La chance d’avoir ce titre à notre catalogue
Yves Gauthier avait traduit en 1992 Ermites dans la taïga, le livre du reporter Vassili Peskov qui relatait sa découverte d’un clan de vieux-croyants russes isolé aux sources de l’Abakan, sur le haut Ienissei. De cette famille restait la cadette, Agafia, dont Peskov avait dit à Yves Gauthier que c’était « la personne la plus intéressante » qu’il eût jamais rencontrée. Croyant plaisanter, notre traducteur avait demandé : « Ex æquo avec qui ? » Et Vassili de répondre que c’était avec Valentin Pajetnov, chez qui il l’emmena pour la première fois en mai 1997. Là, Yves Gauthier découvre alors deux générations d’une même famille, affairée sous la houlette de Pajetnov à recueillir, soigner et nourrir une quinzaine d’oursons privés de leur mère, le plus souvent tuée à la tanière : jusqu’en 2011, aucune loi n’interdisait en effet cette vieille pratique russe qui abattait indistinctement mâle seul et femelle suitée. Dans le film qu’Yves Gauthier et Catherine Garanger ont réalisé ultérieurement se perçoit l’amour et le service de la nature qui imprègnent la dynastie Pajetnov, active à donner la tétée, à brosser ou à promener, dans une bure qui les rend méconnaissables, les tumultueux orphelins juste recueillis. Active ensuite à les rendre autonomes : Valentin ira jusqu’à les superviser dans la construction d’une tanière… Aucun documentaire n’a jamais donné à voir d’aussi près, de manière aussi intime, ces irrésistibles jeunes animaux sauvages, dont les grognements de joie ou de contrariété restent inoubliables !

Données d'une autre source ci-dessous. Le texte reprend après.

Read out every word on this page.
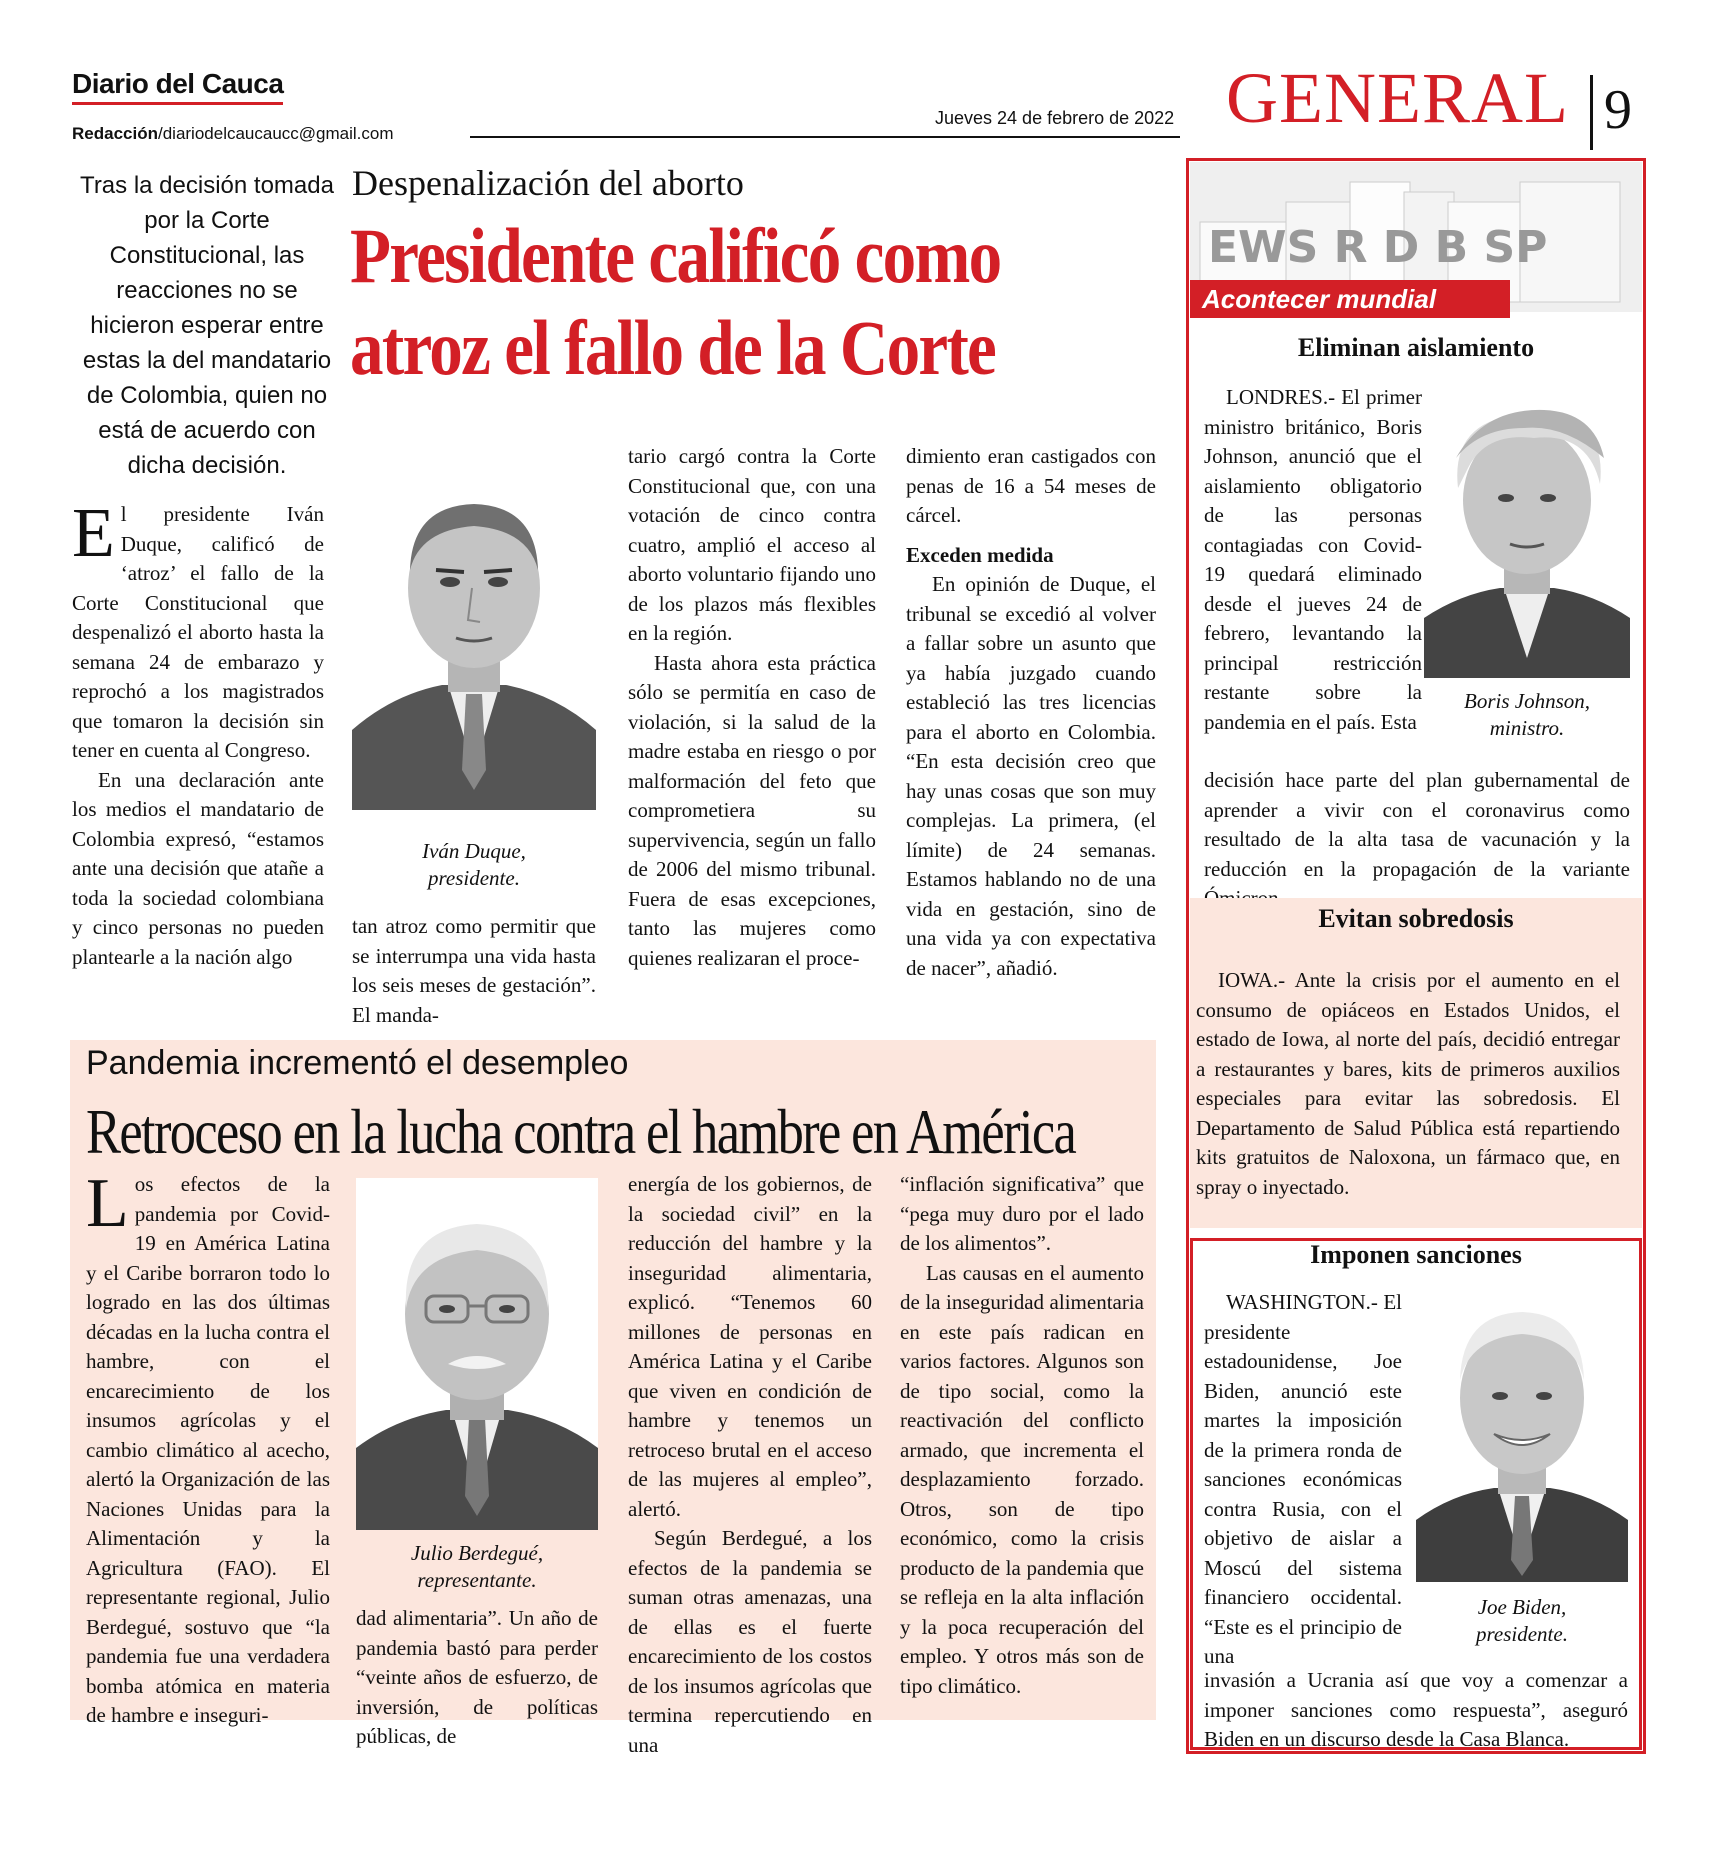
Diario del Cauca
Redacción/diariodelcaucaucc@gmail.com
Jueves 24 de febrero de 2022 GENERAL 9
Tras la decisión tomada por la Corte Constitucional, las reacciones no se hicieron esperar entre estas la del mandatario de Colombia, quien no está de acuerdo con dicha decisión.
Despenalización del aborto
Presidente calificó como
atroz el fallo de la Corte

El presidente Iván Duque, calificó de ‘atroz’ el fallo de la Corte Constitucional que despenalizó el aborto hasta la semana 24 de embarazo y reprochó a los magistrados que tomaron la decisión sin tener en cuenta al Congreso.

En una declaración ante los medios el mandatario de Colombia expresó, “estamos ante una decisión que atañe a toda la sociedad colombiana y cinco personas no pueden plantearle a la nación algo

Iván Duque,
presidente.

tan atroz como permitir que se interrumpa una vida hasta los seis meses de gestación”. El manda-

tario cargó contra la Corte Constitucional que, con una votación de cinco contra cuatro, amplió el acceso al aborto voluntario fijando uno de los plazos más flexibles en la región.

Hasta ahora esta práctica sólo se permitía en caso de violación, si la salud de la madre estaba en riesgo o por malformación del feto que comprometiera su supervivencia, según un fallo de 2006 del mismo tribunal. Fuera de esas excepciones, tanto las mujeres como quienes realizaran el proce-

dimiento eran castigados con penas de 16 a 54 meses de cárcel.

Exceden medida

En opinión de Duque, el tribunal se excedió al volver a fallar sobre un asunto que ya había juzgado cuando estableció las tres licencias para el aborto en Colombia. “En esta decisión creo que hay unas cosas que son muy complejas. La primera, (el límite) de 24 semanas. Estamos hablando no de una vida en gestación, sino de una vida ya con expectativa de nacer”, añadió.

Pandemia incrementó el desempleo
Retroceso en la lucha contra el hambre en América

Los efectos de la pandemia por Covid-19 en América Latina y el Caribe borraron todo lo logrado en las dos últimas décadas en la lucha contra el hambre, con el encarecimiento de los insumos agrícolas y el cambio climático al acecho, alertó la Organización de las Naciones Unidas para la Alimentación y la Agricultura (FAO). El representante regional, Julio Berdegué, sostuvo que “la pandemia fue una verdadera bomba atómica en materia de hambre e inseguri-

Julio Berdegué,
representante.

dad alimentaria”. Un año de pandemia bastó para perder “veinte años de esfuerzo, de inversión, de políticas públicas, de

energía de los gobiernos, de la sociedad civil” en la reducción del hambre y la inseguridad alimentaria, explicó. “Tenemos 60 millones de personas en América Latina y el Caribe que viven en condición de hambre y tenemos un retroceso brutal en el acceso de las mujeres al empleo”, alertó.

Según Berdegué, a los efectos de la pandemia se suman otras amenazas, una de ellas es el fuerte encarecimiento de los costos de los insumos agrícolas que termina repercutiendo en una

“inflación significativa” que “pega muy duro por el lado de los alimentos”.

Las causas en el aumento de la inseguridad alimentaria en este país radican en varios factores. Algunos son de tipo social, como la reactivación del conflicto armado, que incrementa el desplazamiento forzado. Otros, son de tipo económico, como la crisis producto de la pandemia que se refleja en la alta inflación y la poca recuperación del empleo. Y otros más son de tipo climático.

EWS R D B SP
Acontecer mundial
Eliminan aislamiento
LONDRES.- El primer ministro británico, Boris Johnson, anunció que el aislamiento obligatorio de las personas contagiadas con Covid-19 quedará eliminado desde el jueves 24 de febrero, levantando la principal restricción restante sobre la pandemia en el país. Esta
Boris Johnson,
ministro.
decisión hace parte del plan gubernamental de aprender a vivir con el coronavirus como resultado de la alta tasa de vacunación y la reducción en la propagación de la variante
Evitan sobredosis
IOWA.- Ante la crisis por el aumento en el consumo de opiáceos en Estados Unidos, el estado de Iowa, al norte del país, decidió entregar a restaurantes y bares, kits de primeros auxilios especiales para evitar las sobredosis. El Departamento de Salud Pública está repartiendo kits gratuitos de Naloxona, un fármaco que, en spray o inyectado.
Imponen sanciones
WASHINGTON.- El presidente estadounidense, Joe Biden, anunció este martes la imposición de la primera ronda de sanciones económicas contra Rusia, con el objetivo de aislar a Moscú del sistema financiero occidental. “Este es el principio de una
Joe Biden,
presidente.
invasión a Ucrania así que voy a comenzar a imponer sanciones como respuesta”, aseguró Biden en un discurso desde la Casa Blanca.
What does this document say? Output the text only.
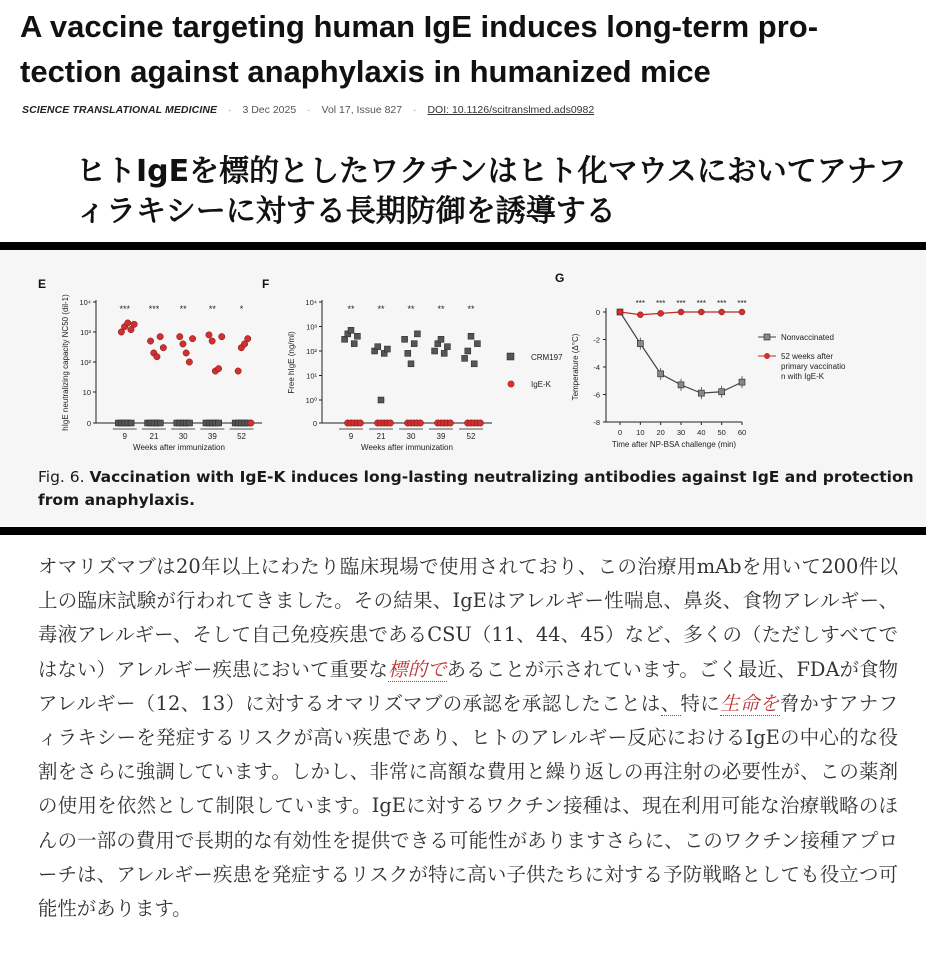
A vaccine targeting human IgE induces long-term pro-tection against anaphylaxis in humanized mice
SCIENCE TRANSLATIONAL MEDICINE · 3 Dec 2025 · Vol 17, Issue 827 · DOI: 10.1126/scitranslmed.ads0982
ヒトIgEを標的としたワクチンはヒト化マウスにおいてアナフィラキシーに対する長期防御を誘導する
E
0
10
10²
10³
10⁴
9
***
21
***
30
**
39
**
52
*
Weeks after immunization
hIgE neutralizing capacity NC50 (dil-1)
F
0
10⁰
10¹
10²
10³
10⁴
9
**
21
**
30
**
39
**
52
**
Weeks after immunization
Free hIgE (ng/ml)	CRM197
IgE-K
G
0
-2
-4
-6
-8
0 10 20 30 40 50 60
Time after NP-BSA challenge (min)
Temperature (Δ°C)
*** *** *** *** *** ***
Nonvaccinated
52 weeks after primary vaccinatio n with IgE-K

Fig. 6. Vaccination with IgE-K induces long-lasting neutralizing antibodies against IgE and protection from anaphylaxis.

オマリズマブは20年以上にわたり臨床現場で使用されており、この治療用mAbを用いて200件以上の臨床試験が行われてきました。その結果、IgEはアレルギー性喘息、鼻炎、食物アレルギー、毒液アレルギー、そして自己免疫疾患であるCSU（11、44、45）など、多くの（ただしすべてではない）アレルギー疾患において重要な標的であることが示されています。ごく最近、FDAが食物アレルギー（12、13）に対するオマリズマブの承認を承認したことは、特に生命を脅かすアナフィラキシーを発症するリスクが高い疾患であり、ヒトのアレルギー反応におけるIgEの中心的な役割をさらに強調しています。しかし、非常に高額な費用と繰り返しの再注射の必要性が、この薬剤の使用を依然として制限しています。IgEに対するワクチン接種は、現在利用可能な治療戦略のほんの一部の費用で長期的な有効性を提供できる可能性がありますさらに、このワクチン接種アプローチは、アレルギー疾患を発症するリスクが特に高い子供たちに対する予防戦略としても役立つ可能性があります。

Une longue tradition russe
« Déclarons la guerre à la nature ! » avait osé Maxime Gorki. Les Soviétiques, dans leur ivresse de développement, vont en effet s’en prendre à priroda, « ce qui existe depuis la naissance » : la nature. L’acier contre le bois et la ville contre la campagne est le contexte dans lequel a grandi le jeune Pajetnov. Mais son amour pour les rivières et la pêche le sauvera de cette vision stalinienne mortifère. Le sauvera même de la délinquance vers laquelle sa fréquentation de l’école, exclusivement buissonnière, risquait de le mener dans sa banlieue du Don. Et c’est un autre fleuve, l’Ienisséi, qui va le révéler à lui-même. Là, saisons de trappe après saisons de pêche, il va connaître la solitude de l’izbouchka, de sa cabane isolée ; il va développer des savoir-faire qui le feront se présenter comme « pêcheur-trappeur-soudeur-chauffeur-forgeron-biologiste-et-j’en-passe » mais, surtout, un sens de l’observation tel que, des années plus tard, un professeur d’université va de fait le convaincre de poursuivre des études d’éthologie. Et Pajetnov de devenir, à l’instar de Sergueï Aksakov dans ses Écrits d’un chasseur, du Tolstoï de Pire est l’envie que la pénitence – le terme russe okhota, qui désigne la chasse, ne signifie-t-il pas aussi le désir, la tentation ? –, le chantre de la belle nature russe devant laquelle il s’efface littéralement. Si son autobiographie commence par le « je » du sujet qui s’ouvre au paysage, à la faune et à la flore, elle finit par laisser le champ aux seuls ours, loups et élans, dont il dévoile la vie intime et complexe. C’est à cette connivence exceptionnelle avec le monde naturel qu’est convié le lecteur de L’ours est mon maître. Merci à Valentin, son auteur, d’avoir ainsi su ouvrir son cœur à la puissante nature russe… et de nous convier à sa suite à l’aimer.